Derartige Onlineproteste sind allerdings so neu nicht. Bereits vor 19 Jahren, auf dem Höhepunkt der globalisierungskritischen Bewegung, sorgte besonders eine Onlinedemonstration für Aufsehen. Im Sommer 2001 hatte ein linkes Bündnis eine antirassistische Online-Demonstration gegen den Lufthansakonzern organisiert. Mit einer Software wurde die Homepage des Flugunternehmens angegriffen, um gegen Abschiebungen durch die Airline zu protestieren. Die Online-Demonstration war angemeldet und fand großes mediales Interesse. Die anschließende Auseinandersetzung über ihre Rechtmäßigkeit ging durch mehrere juristische Instanzen. 2006 entschied das Oberlandesgericht Frankfurt am Main im Sinne der Antirassist*innen: Online-Demonstrationen sind weder Gewalt noch Nötigung. Ein Unternehmen wie die Lufthansa, das einen Großteil seiner Geschäfte digital abwickelt, müsse auch digitale Proteste akzeptieren. Obwohl damit das Demonstrationsrecht im Internet gestärkt wurde, organisierte man Proteste weiterhin zumeist in der analogen Welt. Was mit den Jahren zunahm, waren Online-Petitionen, die mit On- und Offline-Kampagnen einhergingen und deren Unterschriftensammlungen auf analogem Wege Politikern überreicht wurden. Bereits 1998 wurde in den USA MoveOn gegründet, die zu Unterschriften gegen ein Amtsenthebungsverfahren von Bill Clinton aufriefen. MoveOn diente in Deutschland Campact als Vorbild, die 2004 an den Start gingen. Onlinedemonstration selbst aber blieb die Ausnahme.

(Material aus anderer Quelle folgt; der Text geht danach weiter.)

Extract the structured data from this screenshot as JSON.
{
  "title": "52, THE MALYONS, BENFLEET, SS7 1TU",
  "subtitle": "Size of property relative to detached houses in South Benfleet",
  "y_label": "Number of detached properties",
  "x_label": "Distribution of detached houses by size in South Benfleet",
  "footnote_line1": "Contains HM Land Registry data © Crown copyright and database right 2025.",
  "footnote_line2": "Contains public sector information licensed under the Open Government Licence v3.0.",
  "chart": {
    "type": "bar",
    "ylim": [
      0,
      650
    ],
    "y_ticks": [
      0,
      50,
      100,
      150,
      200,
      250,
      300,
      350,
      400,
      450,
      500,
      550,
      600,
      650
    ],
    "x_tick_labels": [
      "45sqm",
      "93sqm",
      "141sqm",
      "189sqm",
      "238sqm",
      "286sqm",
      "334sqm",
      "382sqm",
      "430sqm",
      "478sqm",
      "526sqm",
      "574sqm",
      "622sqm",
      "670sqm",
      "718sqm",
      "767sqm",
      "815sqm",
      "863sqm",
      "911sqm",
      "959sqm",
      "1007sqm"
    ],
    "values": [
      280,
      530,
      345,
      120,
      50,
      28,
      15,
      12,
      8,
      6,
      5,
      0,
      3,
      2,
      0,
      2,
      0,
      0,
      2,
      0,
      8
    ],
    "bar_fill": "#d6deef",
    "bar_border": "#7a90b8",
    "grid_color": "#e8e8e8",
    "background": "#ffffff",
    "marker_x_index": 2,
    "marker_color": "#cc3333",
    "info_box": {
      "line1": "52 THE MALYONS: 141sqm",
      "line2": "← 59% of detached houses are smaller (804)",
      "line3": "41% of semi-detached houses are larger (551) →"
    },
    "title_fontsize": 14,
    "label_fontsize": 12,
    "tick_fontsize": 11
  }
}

Das hatte mehrere Gründe. Die globalisierungskritische Bewegung hatte 2001 ihren Höhepunkt überschritten. Die Hoffnung vieler Linker vor 20 Jahren, dass das Internet ein Mittel für eine emanzipatorische Gesellschaft sein könnte - diese Überzeugung prägte sowohl die Entstehung des transnationalen Onlineprojekts Indymedia Ende 1998 wie auch die Onlineproteste gegen die Lufthansa - erwies sich als Trugschluss. Die Ernüchterung über die Rolle des Internets setzte bald ein, und Proteste wurden wieder überwiegend in der Realwelt organisiert.

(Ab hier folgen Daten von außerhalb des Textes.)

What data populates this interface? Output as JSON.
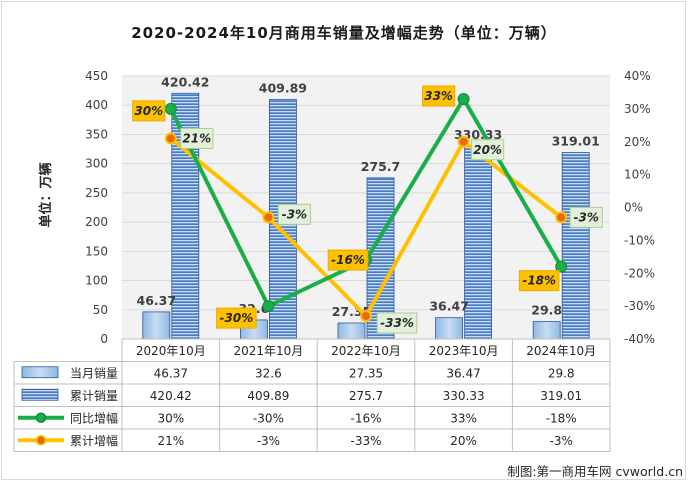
{
  "chart_data": {
    "type": "bar+line",
    "title": "2020-2024年10月商用车销量及增幅走势（单位：万辆）",
    "ylabel": "单位：万辆",
    "categories": [
      "2020年10月",
      "2021年10月",
      "2022年10月",
      "2023年10月",
      "2024年10月"
    ],
    "ylim": [
      0,
      450
    ],
    "yticks": [
      "0",
      "50",
      "100",
      "150",
      "200",
      "250",
      "300",
      "350",
      "400",
      "450"
    ],
    "ylim_right": [
      -40,
      40
    ],
    "yticks_right": [
      "-40%",
      "-30%",
      "-20%",
      "-10%",
      "0%",
      "10%",
      "20%",
      "30%",
      "40%"
    ],
    "series": [
      {
        "name": "当月销量",
        "kind": "bar",
        "color": "#9dc3e6",
        "values": [
          46.37,
          32.6,
          27.35,
          36.47,
          29.8
        ],
        "labels": [
          "46.37",
          "32.6",
          "27.35",
          "36.47",
          "29.8"
        ]
      },
      {
        "name": "累计销量",
        "kind": "bar",
        "color": "#5b8fd0",
        "values": [
          420.42,
          409.89,
          275.7,
          330.33,
          319.01
        ],
        "labels": [
          "420.42",
          "409.89",
          "275.7",
          "330.33",
          "319.01"
        ]
      },
      {
        "name": "同比增幅",
        "kind": "line",
        "axis": "right",
        "color": "#1aae48",
        "values": [
          30,
          -30,
          -16,
          33,
          -18
        ],
        "labels": [
          "30%",
          "-30%",
          "-16%",
          "33%",
          "-18%"
        ]
      },
      {
        "name": "累计增幅",
        "kind": "line",
        "axis": "right",
        "color": "#ffc000",
        "values": [
          21,
          -3,
          -33,
          20,
          -3
        ],
        "labels": [
          "21%",
          "-3%",
          "-33%",
          "20%",
          "-3%"
        ]
      }
    ],
    "legend": "table-bottom"
  },
  "credit": "制图:第一商用车网 cvworld.cn"
}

Im Zuge der Coronakrise wird nun wieder verstärkt auf digitale Protestformen zurückgegriffen. Doch ob hierin die Zukunft von Protestbewegungen liegt, muss bezweifelt werden. Bewegungsforscher*innen sehen die Stärke des Internets vor allem in der Kommunikation zwischen Gruppen, aber auch in der Organisierung solidarischer Netzwerke, die in der Coronakrise Menschen im Kiez oder am Arbeitsplatz unterstützen. Demonstrationen hingegen leben vom direkten Austausch und der Kommunikation zwischen den Menschen. Dies ist in Zeiten von Social Distancing, das in der Corona-Krise immer wieder propagiert wird, kaum möglich. Und diese soziale Distanz wird auch durch digitale Proteste nicht überwunden. Die Ära der Straßenproteste dürfte daher noch lang nicht vorbei sein.